Een wegraking is een kort verlies van het bewustzijn. U gaat onderuit, ligt op de grond en komt weer bij. Als u met deze klacht naar de dokter gaat, dan moet de dokter proberen te achterhalen wat de oorzaak is. De meest voorkomende oorzaak is flauwvallen. Dat noemt de dokter een syncope. Bij een syncope daalt de bloeddruk en gaat er te weinig bloed naar de hersenen. De hersenen gaan uit. Daardoor valt u op de grond en dan is de bloeddruk weer hoog genoeg om de hersenen van bloed te voorzien. U komt weer bij, maar u weet niet wat er gebeurd is. De meeste patiënten voelen dit aankomen, doordat ze zwarte vlekken zien, gaan zweten, bleek worden of zich misselijk voelen. Al u bijkomt, bent u ook meteen weer helder in tegenstelling tot een epileptische aanval, waarbij u vaak langer suf of verward blijft.
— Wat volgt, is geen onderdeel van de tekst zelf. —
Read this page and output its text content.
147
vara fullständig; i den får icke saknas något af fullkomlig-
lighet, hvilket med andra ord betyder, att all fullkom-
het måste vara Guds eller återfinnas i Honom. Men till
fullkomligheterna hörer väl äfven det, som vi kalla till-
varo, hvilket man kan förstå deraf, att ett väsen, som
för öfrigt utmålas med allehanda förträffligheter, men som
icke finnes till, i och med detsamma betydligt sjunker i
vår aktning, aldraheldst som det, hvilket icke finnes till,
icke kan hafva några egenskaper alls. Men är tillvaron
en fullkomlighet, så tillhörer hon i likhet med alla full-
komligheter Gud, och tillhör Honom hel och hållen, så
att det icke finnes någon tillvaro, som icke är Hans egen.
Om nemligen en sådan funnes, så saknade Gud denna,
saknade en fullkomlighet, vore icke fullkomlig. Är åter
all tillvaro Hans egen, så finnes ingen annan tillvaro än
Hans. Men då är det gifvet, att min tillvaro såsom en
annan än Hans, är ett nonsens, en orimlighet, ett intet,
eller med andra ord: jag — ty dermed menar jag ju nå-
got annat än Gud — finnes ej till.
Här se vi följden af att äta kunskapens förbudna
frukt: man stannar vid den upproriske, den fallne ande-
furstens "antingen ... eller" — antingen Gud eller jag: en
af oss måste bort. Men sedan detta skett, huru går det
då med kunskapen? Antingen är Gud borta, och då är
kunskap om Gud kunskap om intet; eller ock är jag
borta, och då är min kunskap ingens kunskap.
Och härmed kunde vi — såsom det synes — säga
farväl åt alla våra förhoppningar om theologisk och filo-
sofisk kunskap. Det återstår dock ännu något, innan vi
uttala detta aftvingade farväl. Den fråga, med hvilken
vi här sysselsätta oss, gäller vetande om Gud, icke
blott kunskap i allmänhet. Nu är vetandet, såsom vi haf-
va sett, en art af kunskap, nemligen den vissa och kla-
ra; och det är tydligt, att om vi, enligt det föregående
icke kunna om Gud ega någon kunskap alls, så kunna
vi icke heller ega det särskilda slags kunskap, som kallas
Omdat een wegraking alweer voorbij is als u de dokter bezoekt, is het belangrijk om alles te noteren wat er gebeurd is. Ook wat anderen aan u gezien hebben:
- Was u bleek?
- Zweterig?
- Waren er trekkingen (schokken) van armen of benen of allebei?
- Waren de ogen open of dicht?
- Was u na afloop helder of suf?
- Hoe lang duurde het?
Vaak is er een uitlokkend moment, zoals van de kou naar de warmte, een schrik, pijn, lang staan, plassen of heftig hoesten.
Alle mensen kunnen een keer flauwvallen, maar sommige mensen maken er een gewoonte van. Soms is het ook niet duidelijk wat er gebeurd is en dan roept dat vele vragen op. Is het wel flauwvallen of toch iets heel anders? Dan kan het nuttig zijn om verder onderzoek te laten doen. Sommige patiënten komen dan bij de neuroloog terecht. Anderen bij de cardioloog. En de ene specialist stuurt u weer door naar de andere. Dat schiet niet erg op. Daarom werken in Zeeuws-Vlaanderen de neuroloog en de cardioloog samen om zo snel mogelijk te bepalen wat er gebeurd is.
Onderzoek
Een van de onderzoeken die kunnen gebeuren is de kanteltafelproef. Hierbij komt op uw hoofd een cap met dopjes erin, zoals bij een EEG. U krijgt een ECG aansluiting op de buik/schouder. Met een bandje rond uw vinger meten we continu de bloeddruk. Dan binven we u vast op de kanteltafel. Vervolgens zetten we de tafel van liggend naar staand. Hierop blijft u dus een tijdje staan. De bloeddruk, het hartritme en de hersenactiviteit worden continu gemeten. We kunnen dan zien wat er gebeurt. U kunt dan ook zelf ondervinden wat u merkt voordat u mogelijk onderuitgaat. U kunt de signalen van uw lichaam beter en eerder her-kennen. Bij de volgende keer dat het dreigt te gebeuren, kunt u dan proberen te voorkomen om weer onderuit te gaan.
Tegenmaatregelen bij flauwvallen
- Kruis als u lange tijd moet staan uw benen en zorg dat u stevig op beide benen staat. Het bloed kan zo minder goed wegzakken naar de bloedvaten van uw benen.
- Snel hurken (dan pompt u het bloed weer uit uw benen naar boven)
- Als dit niet helpt, zo snel mogelijk gaan liggen
- Bij een lage bloeddruk: meer water drinken en wat zouter eten. Eventueel Hollandse drop eten.